We didn't get distress, but we did get point blank refusal to read the books that were sent home. In fact for us it has come in year 1, when the books have got harder and more text-dense. I asked about it at a meeting we had with the teacher and was assured that it was better not to push it at home. So we don't
If he wants to read, we let him, and let him read what HE wants, and the rest of the reading is BY us TO him. School are happy with that, and he is still making good progress.

JodieG1 · 01/11/2006 17:01

My dd gets upset now and again if she doesn't want to read or do the words she has, she's in reception. We don't push it at all and if she is getting upset then we stop. Do it while she's happy and let her stop when she's not, she might learn to hate reading otherwise and that would be such a shame. We don't agree with all the star charts and stars thing so we've taught the children that they are meaningless attempts to try and bribe children into doing things which they naturally enjoy anyway. She understands and now finds it really funny when school uses gold stars etc.

beckybrastraps · 01/11/2006 17:05

Why did you do that with the star charts? Isn't it enough just not to use them at home? I'm not a huge fan myself, but I wouldn't undermine the school's approach.

beckybrastraps · 01/11/2006 17:07

And also it isn't just getting them to do things they enjoy is it? Ds's target last year was to listen to other people rather than shout out, and he doesn't enjoy that AT ALL

willowcatkin · 01/11/2006 21:55

My ds (Reception )is a fairly reluctant reader; we have a couple of strategies

  1. we pick up a book and look really interestd in it, gigling, commenting on the illustrations to get him to come and sit by us, then we deliberately misread the words and he usually laughs at us and reads them correctly. he read two books that way tonight
  1. we use a puppet for him to read to, which he likes doing sometimes (but his stubborness can get the betetr of him still!)
JodieG1 · 03/11/2006 13:32

Because I don't agree with the use of them and it goes against my parenting principles being an APer. There is no point in just not using them at home as we teach the children the reasons why we do things and why we don't and training children like dogs are trained ie rewards isn't something we condone.
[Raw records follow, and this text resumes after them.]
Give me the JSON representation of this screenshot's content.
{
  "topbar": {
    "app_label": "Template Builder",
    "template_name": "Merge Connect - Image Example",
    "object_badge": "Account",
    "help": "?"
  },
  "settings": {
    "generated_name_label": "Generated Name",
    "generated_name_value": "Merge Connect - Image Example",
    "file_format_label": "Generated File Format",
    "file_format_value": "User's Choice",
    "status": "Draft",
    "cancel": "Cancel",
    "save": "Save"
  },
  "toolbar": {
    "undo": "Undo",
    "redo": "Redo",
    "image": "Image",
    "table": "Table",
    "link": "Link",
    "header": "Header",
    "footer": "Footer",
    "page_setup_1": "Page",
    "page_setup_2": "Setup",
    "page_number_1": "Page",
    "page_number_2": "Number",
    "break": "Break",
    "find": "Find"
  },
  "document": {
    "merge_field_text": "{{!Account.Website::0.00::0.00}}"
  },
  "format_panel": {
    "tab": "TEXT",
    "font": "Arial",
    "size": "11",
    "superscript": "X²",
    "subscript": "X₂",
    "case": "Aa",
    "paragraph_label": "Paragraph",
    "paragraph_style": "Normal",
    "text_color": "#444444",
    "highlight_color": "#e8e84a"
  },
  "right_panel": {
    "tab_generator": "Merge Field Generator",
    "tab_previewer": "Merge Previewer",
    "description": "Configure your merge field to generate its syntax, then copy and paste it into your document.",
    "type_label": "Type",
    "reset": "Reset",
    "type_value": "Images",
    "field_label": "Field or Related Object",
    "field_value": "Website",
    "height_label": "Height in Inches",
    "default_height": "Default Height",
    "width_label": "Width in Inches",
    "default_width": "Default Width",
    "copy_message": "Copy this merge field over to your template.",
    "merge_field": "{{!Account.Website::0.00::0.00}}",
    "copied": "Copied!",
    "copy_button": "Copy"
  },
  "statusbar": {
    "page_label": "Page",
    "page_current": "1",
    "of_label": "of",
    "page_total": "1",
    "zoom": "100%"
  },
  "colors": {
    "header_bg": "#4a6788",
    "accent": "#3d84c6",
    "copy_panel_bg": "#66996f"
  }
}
At this age is it and should be about what they enjoy so they build a lifelong desire to learn and really want to learn for the sake of learning new things rather than for the sticker they might at the end. There have been lots of studies showing the detriment of star charts and also ones which show how much better it is for the child to learn in the ways we do. If I don't agree with what the school is doing I'm not just going to go along with it, she's my child and if something isn't right then we talk and don't just leave her to get on with it. The fact is that she doesn't need incentive to want to learn, she learns because she enjoys learning about the world around her and why would I want that to change?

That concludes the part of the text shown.